As mentioned in this week’s comedy roundup, the 15th annual Del Close Marathon kicks off this Friday, with 56 straight hours of improvised comedy taking place across 7 stages throughout the city, including East Village’s own UCB East theater and Theater 80 on St. Marks Place.
There’s reason to range beyond the Bedford + Bowery borders, as well: Baby Wants Candy — the long-running, Chicago-based improvised musical — is one of the most beloved institutions within the improv world and a Marathon fixture, having played over 1,700 shows worldwide.
In the week leading up to the Marathon, Baby Wants Candy will be performing one show a night at the Hudson Guild Theater (get tickets here). Every show will feature a different cast, a different audience suggestion, and of course, a completely different musical, made up and performed on the spot with a full band.
B + B sat down with two cast members, Amber Petty and Jeff Hiller, to discuss “The Real Housewives of Nazareth,” “Little Hitler,” Julie Andrews, Amy Poehler, and all that good stuff.
A number of Baby Wants Candy alums have gone on to be pretty successful. Founding member Peter Gwinn was a long-time “Colbert Report” writer, and Jack McBrayer was on “30 Rock.” Has performing with Baby Wants Candy changed now that there’s a bit more of a hype around it?
Amber: What’s been kind of cool is that we’ve been able to do shows at an Off-Broadway theater – we had a run at the Soho Playhouse for a long time – and the New York Times came and reviewed the show like a year and a half ago. So there’s a little more buzz around the group in not just the improv world from those people being so successful.
Jeff: But I also think that most of us are improv nerds, so we’ve been watching Baby Wants Candy since we started taking our level one class. So even before Jack got on “30 Rock” the idea of playing with Baby Wants Candy was like: holy crap, I’m playing with Baby Wants Candy.
Amber: With Jeff it’s like, the show will definitely be funny no matter what happens. And it’s like it doesn’t matter what I do because Jeff will be way funnier. But in a way that’s supportive, and not in a scene-stealing way.

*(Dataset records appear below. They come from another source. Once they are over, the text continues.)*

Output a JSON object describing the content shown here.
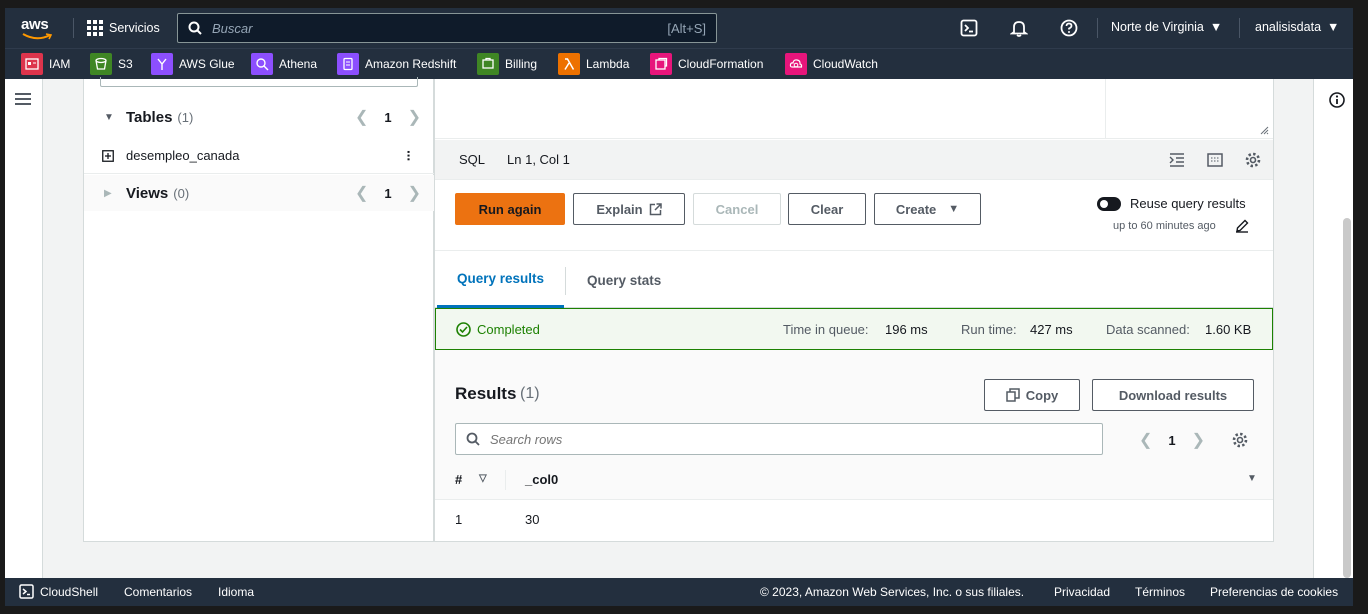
{
  "header": {
    "logo": "aws",
    "services_label": "Servicios",
    "search_placeholder": "Buscar",
    "search_shortcut": "[Alt+S]",
    "region": "Norte de Virginia",
    "account": "analisisdata"
  },
  "favorites": [
    {
      "label": "IAM",
      "color": "#dd344c"
    },
    {
      "label": "S3",
      "color": "#3f8624"
    },
    {
      "label": "AWS Glue",
      "color": "#8c4fff"
    },
    {
      "label": "Athena",
      "color": "#8c4fff"
    },
    {
      "label": "Amazon Redshift",
      "color": "#8c4fff"
    },
    {
      "label": "Billing",
      "color": "#3f8624"
    },
    {
      "label": "Lambda",
      "color": "#ed7100"
    },
    {
      "label": "CloudFormation",
      "color": "#e7157b"
    },
    {
      "label": "CloudWatch",
      "color": "#e7157b"
    }
  ],
  "sidebar": {
    "tables_label": "Tables",
    "tables_count": "(1)",
    "tables_page": "1",
    "table_item": "desempleo_canada",
    "views_label": "Views",
    "views_count": "(0)",
    "views_page": "1"
  },
  "editor": {
    "language": "SQL",
    "position": "Ln 1, Col 1"
  },
  "actions": {
    "run": "Run again",
    "explain": "Explain",
    "cancel": "Cancel",
    "clear": "Clear",
    "create": "Create",
    "reuse_label": "Reuse query results",
    "reuse_sub": "up to 60 minutes ago"
  },
  "tabs": [
    "Query results",
    "Query stats"
  ],
  "status": {
    "state": "Completed",
    "queue_label": "Time in queue:",
    "queue_value": "196 ms",
    "run_label": "Run time:",
    "run_value": "427 ms",
    "scanned_label": "Data scanned:",
    "scanned_value": "1.60 KB"
  },
  "results": {
    "title": "Results",
    "count": "(1)",
    "copy": "Copy",
    "download": "Download results",
    "search_placeholder": "Search rows",
    "page": "1",
    "columns": [
      "#",
      "_col0"
    ],
    "rows": [
      [
        "1",
        "30"
      ]
    ]
  },
  "footer": {
    "cloudshell": "CloudShell",
    "feedback": "Comentarios",
    "language": "Idioma",
    "copyright": "© 2023, Amazon Web Services, Inc. o sus filiales.",
    "privacy": "Privacidad",
    "terms": "Términos",
    "cookies": "Preferencias de cookies"
  },
  "colors": {
    "nav": "#232f3e",
    "primary": "#ec7211",
    "link": "#0073bb",
    "success": "#1d8102"
  }
}
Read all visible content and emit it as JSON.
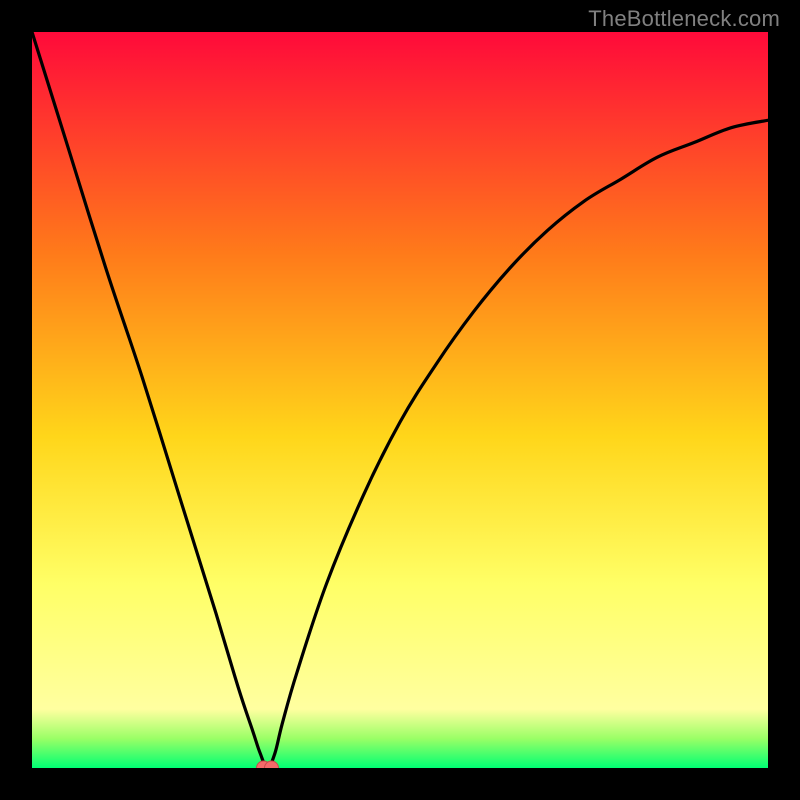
{
  "watermark": "TheBottleneck.com",
  "colors": {
    "frame": "#000000",
    "gradient_top": "#ff0a3a",
    "gradient_mid_upper": "#ff7a1a",
    "gradient_mid": "#ffd61a",
    "gradient_lower": "#ffff66",
    "gradient_bottom1": "#9aff66",
    "gradient_bottom2": "#00ff73",
    "curve": "#000000",
    "marker_fill": "#f46a6a",
    "marker_stroke": "#c94b4b"
  },
  "chart_data": {
    "type": "line",
    "title": "",
    "xlabel": "",
    "ylabel": "",
    "xlim": [
      0,
      100
    ],
    "ylim": [
      0,
      100
    ],
    "grid": false,
    "legend": false,
    "series": [
      {
        "name": "bottleneck-curve",
        "x": [
          0,
          5,
          10,
          15,
          20,
          25,
          28,
          30,
          31,
          32,
          33,
          34,
          36,
          40,
          45,
          50,
          55,
          60,
          65,
          70,
          75,
          80,
          85,
          90,
          95,
          100
        ],
        "y": [
          100,
          84,
          68,
          53,
          37,
          21,
          11,
          5,
          2,
          0,
          2,
          6,
          13,
          25,
          37,
          47,
          55,
          62,
          68,
          73,
          77,
          80,
          83,
          85,
          87,
          88
        ]
      }
    ],
    "markers": [
      {
        "name": "optimal-point",
        "x": 32,
        "y": 0
      }
    ],
    "gradient_stops_pct": [
      0,
      30,
      55,
      75,
      92,
      96,
      100
    ]
  }
}
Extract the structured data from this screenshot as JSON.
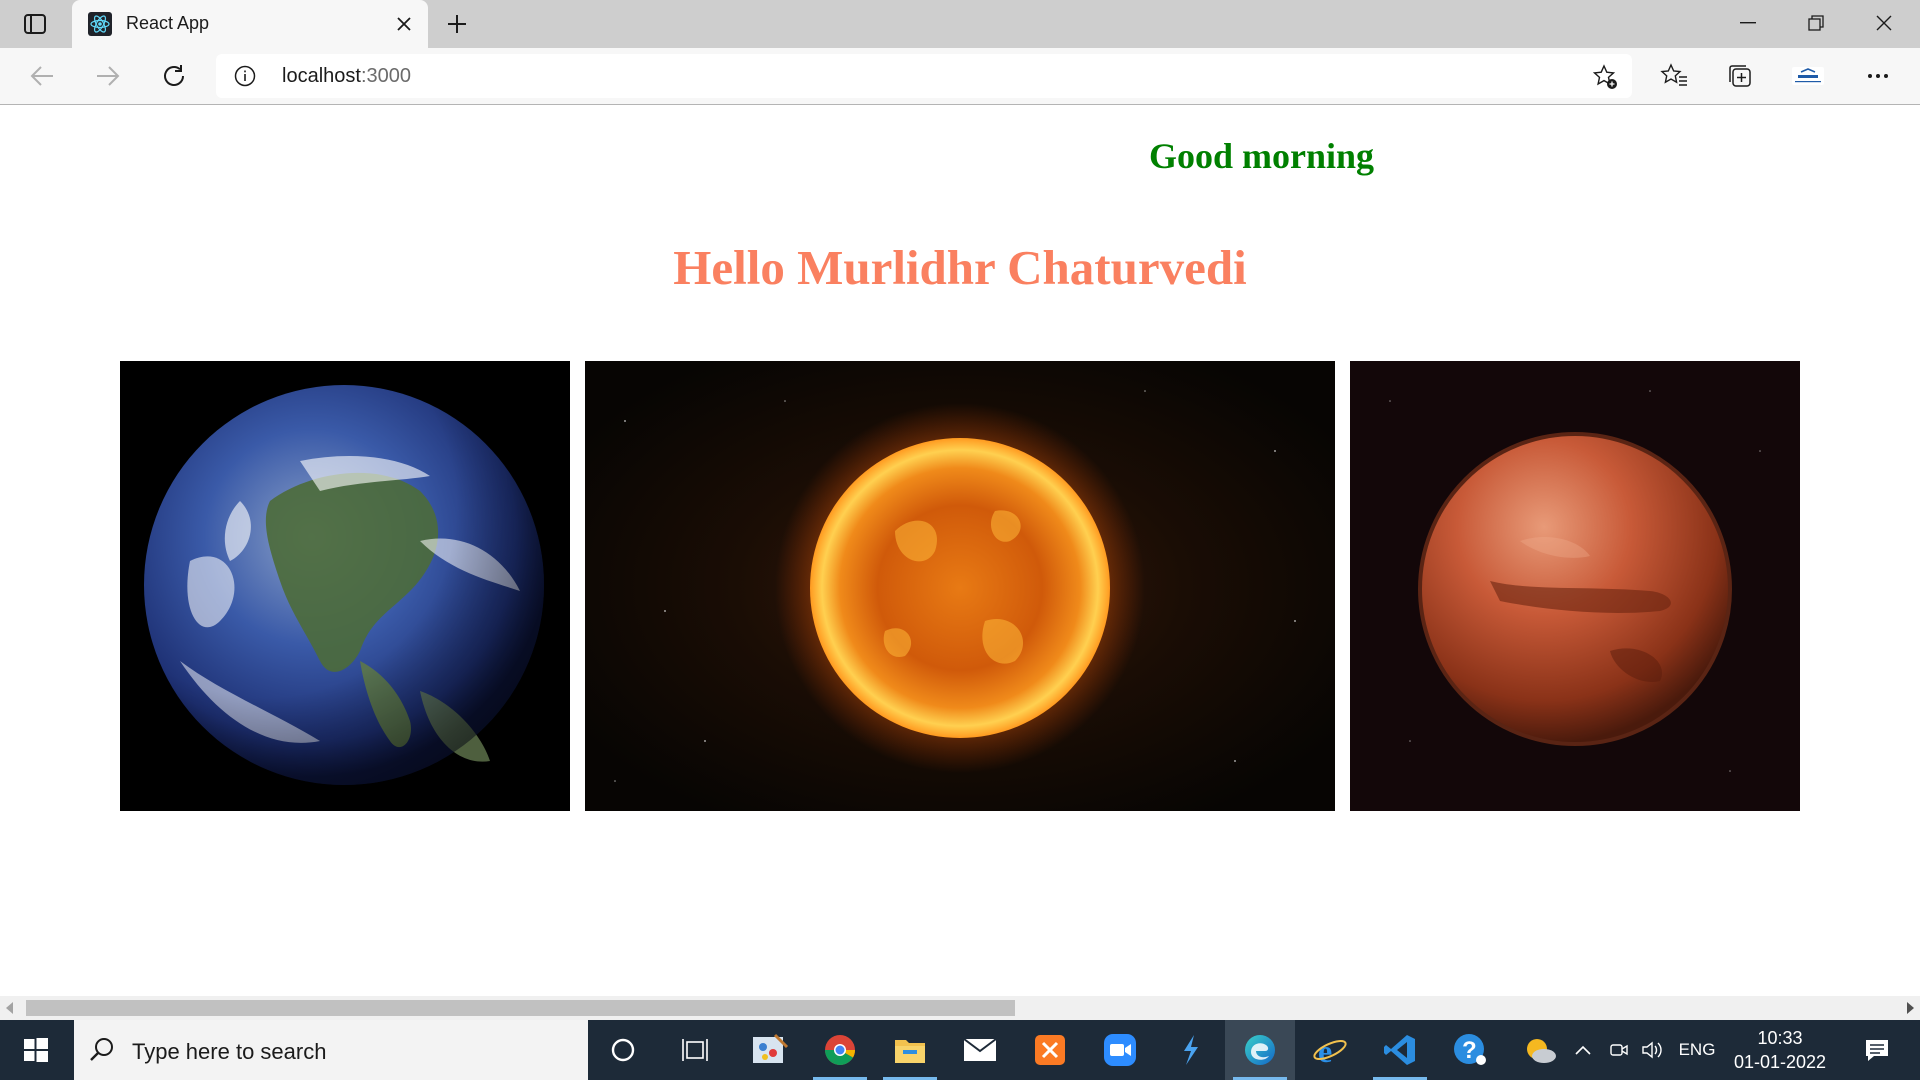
{
  "browser": {
    "tab_title": "React App",
    "url_host": "localhost",
    "url_port": ":3000"
  },
  "page": {
    "greeting": "Good morning",
    "hello": "Hello Murlidhr Chaturvedi",
    "images": [
      "earth-image",
      "sun-image",
      "mars-image"
    ]
  },
  "taskbar": {
    "search_placeholder": "Type here to search",
    "language": "ENG",
    "time": "10:33",
    "date": "01-01-2022",
    "apps": [
      "cortana",
      "task-view",
      "paint-app",
      "chrome",
      "file-explorer",
      "mail",
      "xampp",
      "zoom",
      "visual-studio",
      "edge",
      "internet-explorer",
      "vscode",
      "help",
      "weather"
    ]
  },
  "colors": {
    "greeting": "#008000",
    "hello": "#fa8060",
    "taskbar": "#1d2a38"
  }
}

Jeff: But I feel like you’re a bus driver. Every show needs a bus driver cause a bus driver’s like, “Alright, I get it, you play a weirdo character who had a bird fly out of its nose, but let’s come together now cause we need to make this show a real show.”
Jeff: Improvised Shakespeare is pretty great. People always say I could never sing but I’m like, that’s nothing. Speaking in iambic pentameter off the cuff with rhymes throughout – I think that’s pretty impressive. And then just your Stepfathers…
Amber:… Death by Roo Roo, Big Black Cars…
Jeff: I don’t know if they’re playing this weekend but whenever I play the marathon I always look for the WeirDass show, with Bob Dassie and Stephanie Weir. I love Stephanie Weir. Or Foursquare. Anything with John Lutz.
Jeff: I’ve done so many of these at the Fringe Festival, the most successful being “Silence,” the “Silence of The Lambs” musical. Hmm. I think I would like to do something action-y… like, “The French Connection: The Musical.” Maybe “Chinatown: The Musical.” [Singing] “My mother! My sister! My mother! My sister!”
Amber: I don’t like to play animals, I don’t know why. One time, ‘Funny Monkey Eats a Donkey’ was the title. That show actually turned out really great, but at the time I was like, “Oh God, why?”
Jeff: And I hate anything that involves some sort of pop culture figure. Like we had a rash for a while where it was like ‘The Real Housewives of Blank.”
Amber: Yeah, we just got one like a month ago that was “The Real Housewives of Nazareth.”
Amber: I know! Cause at first I was like Julie Andrews. But then I feel like she would be really uncomfortable.
Jeff: Yeah, she probably wouldn’t go with all the dirty scenes.
Amber: And I think she’s really protective of her voice, so it’d probably be the worst choice possible. But if she just like opened for us, just sang some songs.
Jeff: I’d just be cool with Poehler. Come play with us, Amy Poehler!